Soaring tax revenue, spending plunge spark record drop in budget deficit
The budget gap shrank by half in fiscal 2022 as spending on pandemic programs expired and tax revenues surged.
The U.S. government posted a record decline in federal deficits in fiscal 2022, as surging tax revenue and waning pandemic spending helped cut the budget gap in half.
The annual budget shortfall totaled $1.37 trillion, compared to $2.77 trillion in the previous fiscal year, the Treasury Department said Friday. That’s due in part to record high tax receipts, which jumped last year thanks to a strong economy that drew more people into the labor market, pushing up the amount the government collected in individual and corporate taxes. Federal spending also declined, as fewer people collected jobless benefits and other pandemic-related programs wound down.
“Today’s joint budget statement provides further evidence of our historic economic recovery, driven by our vaccination effort and the American Rescue Plan,” Treasury Secretary Janet Yellen said in a statement.
But the deficit wasn’t as small as the $1 trillion that White House officials had forecast in August, primarily because of higher spending on education that reflected President Joe Biden’s student debt-forgiveness program, which the Congressional Budget Office has estimated will cost $400 billion.
The Biden administration for months has touted the sharp drop in budget deficits as evidence that the president’s economic policies are strengthening the economy and improving the fiscal outlook, and used it to push back against GOP criticism that the president is piling on government debt.
Deficits as a share of the economy fell to 5.5 percent in the fiscal year that ended Sept. 30, down from 12.3 percent in fiscal 2021 but still higher than in 2019, before the pandemic.

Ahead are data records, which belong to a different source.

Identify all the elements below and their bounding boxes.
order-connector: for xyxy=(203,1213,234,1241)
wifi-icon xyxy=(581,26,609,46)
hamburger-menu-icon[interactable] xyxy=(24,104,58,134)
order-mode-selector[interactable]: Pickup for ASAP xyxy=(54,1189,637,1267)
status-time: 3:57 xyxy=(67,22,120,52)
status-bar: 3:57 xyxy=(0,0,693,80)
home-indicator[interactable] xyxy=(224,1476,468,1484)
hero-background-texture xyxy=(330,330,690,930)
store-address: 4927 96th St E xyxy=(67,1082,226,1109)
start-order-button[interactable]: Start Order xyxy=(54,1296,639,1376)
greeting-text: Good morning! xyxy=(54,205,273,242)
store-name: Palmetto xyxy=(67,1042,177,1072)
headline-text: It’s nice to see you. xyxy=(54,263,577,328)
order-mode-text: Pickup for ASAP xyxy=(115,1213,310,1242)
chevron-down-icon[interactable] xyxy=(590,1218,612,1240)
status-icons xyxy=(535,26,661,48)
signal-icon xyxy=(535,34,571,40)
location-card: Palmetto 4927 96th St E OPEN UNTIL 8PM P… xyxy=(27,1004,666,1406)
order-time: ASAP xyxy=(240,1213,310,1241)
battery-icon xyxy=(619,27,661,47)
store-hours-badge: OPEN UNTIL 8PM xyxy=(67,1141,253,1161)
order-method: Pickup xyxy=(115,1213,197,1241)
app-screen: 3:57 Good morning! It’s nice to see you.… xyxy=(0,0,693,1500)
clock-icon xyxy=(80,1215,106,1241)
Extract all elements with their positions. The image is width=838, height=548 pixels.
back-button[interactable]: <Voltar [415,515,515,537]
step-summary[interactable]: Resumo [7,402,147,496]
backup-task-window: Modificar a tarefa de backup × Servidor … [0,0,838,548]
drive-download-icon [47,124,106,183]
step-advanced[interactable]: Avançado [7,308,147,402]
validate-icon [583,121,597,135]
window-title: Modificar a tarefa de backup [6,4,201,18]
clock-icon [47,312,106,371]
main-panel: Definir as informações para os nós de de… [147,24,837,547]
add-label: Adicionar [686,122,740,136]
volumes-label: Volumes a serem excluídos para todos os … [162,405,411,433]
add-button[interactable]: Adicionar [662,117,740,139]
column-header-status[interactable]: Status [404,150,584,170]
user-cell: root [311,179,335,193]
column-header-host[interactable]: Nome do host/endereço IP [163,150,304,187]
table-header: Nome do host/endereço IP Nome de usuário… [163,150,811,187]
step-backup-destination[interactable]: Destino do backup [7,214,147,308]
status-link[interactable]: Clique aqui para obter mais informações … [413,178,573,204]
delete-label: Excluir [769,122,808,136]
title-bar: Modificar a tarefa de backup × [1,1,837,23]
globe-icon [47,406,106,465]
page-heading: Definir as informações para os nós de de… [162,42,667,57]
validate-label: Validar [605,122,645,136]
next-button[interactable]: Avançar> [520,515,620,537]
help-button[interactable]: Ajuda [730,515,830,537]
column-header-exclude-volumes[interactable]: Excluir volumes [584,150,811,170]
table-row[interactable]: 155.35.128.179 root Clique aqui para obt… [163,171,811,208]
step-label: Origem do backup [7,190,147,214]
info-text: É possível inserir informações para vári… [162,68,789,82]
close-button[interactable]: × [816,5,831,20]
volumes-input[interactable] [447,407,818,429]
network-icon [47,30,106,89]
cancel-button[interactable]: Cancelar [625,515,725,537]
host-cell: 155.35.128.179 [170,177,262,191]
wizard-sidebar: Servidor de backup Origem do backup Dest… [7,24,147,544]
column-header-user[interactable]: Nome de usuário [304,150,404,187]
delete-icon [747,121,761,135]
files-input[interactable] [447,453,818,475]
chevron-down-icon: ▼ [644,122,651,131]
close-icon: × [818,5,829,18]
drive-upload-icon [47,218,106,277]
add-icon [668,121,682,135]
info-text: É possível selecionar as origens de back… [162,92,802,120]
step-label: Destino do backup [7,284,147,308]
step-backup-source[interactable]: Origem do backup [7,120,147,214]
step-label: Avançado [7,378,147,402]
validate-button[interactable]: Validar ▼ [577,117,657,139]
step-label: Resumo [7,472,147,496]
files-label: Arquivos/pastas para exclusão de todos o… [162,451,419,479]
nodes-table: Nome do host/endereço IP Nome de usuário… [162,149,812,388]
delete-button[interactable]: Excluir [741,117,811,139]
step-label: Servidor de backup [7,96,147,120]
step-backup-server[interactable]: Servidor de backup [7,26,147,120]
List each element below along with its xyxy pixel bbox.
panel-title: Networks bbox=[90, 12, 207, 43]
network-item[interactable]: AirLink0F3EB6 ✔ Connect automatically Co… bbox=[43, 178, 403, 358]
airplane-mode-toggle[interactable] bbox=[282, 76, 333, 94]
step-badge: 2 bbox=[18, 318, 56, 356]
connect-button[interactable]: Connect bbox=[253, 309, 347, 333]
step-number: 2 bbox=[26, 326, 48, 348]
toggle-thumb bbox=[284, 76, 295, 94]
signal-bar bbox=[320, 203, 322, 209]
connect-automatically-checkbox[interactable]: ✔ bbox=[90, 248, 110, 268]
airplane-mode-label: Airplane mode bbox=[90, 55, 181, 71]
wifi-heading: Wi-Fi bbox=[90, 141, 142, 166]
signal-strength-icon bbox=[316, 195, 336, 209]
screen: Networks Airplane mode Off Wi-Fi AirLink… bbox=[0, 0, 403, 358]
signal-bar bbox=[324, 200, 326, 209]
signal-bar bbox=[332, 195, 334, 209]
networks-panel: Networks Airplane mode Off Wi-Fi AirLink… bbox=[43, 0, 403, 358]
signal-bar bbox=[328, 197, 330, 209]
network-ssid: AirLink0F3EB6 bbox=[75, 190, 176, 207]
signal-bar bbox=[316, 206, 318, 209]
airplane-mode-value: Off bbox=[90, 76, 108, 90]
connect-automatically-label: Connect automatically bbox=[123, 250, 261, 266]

But critics say the administration is taking too much credit for the deficit drop. The Committee for a Responsible Federal Budget attributed the decline entirely to shrinking or expiring spending programs enacted during the pandemic.
Federal spending fell by $550 billion, an 8 percent decline from the previous fiscal year, driven by lower spending by the Small Business Administration, the Labor Department and the Department of Housing and Urban Development. That’s a record decrease, and the first decline since 2013, when government spending fell by $84 billion, Treasury officials said.
Tax receipts jumped by a whopping $850 billion to $4.9 trillion, a 21 percent increase from last year. Taxes withheld from people’s paychecks climbed 14 percent, thanks to increasing wages and employment.
Non-withheld receipts rose 37 percent, reflecting in part last year’s run-up in the stock market. Corporate receipts climbed 14 percent, the agency said.
Brian Faler contributed to this report.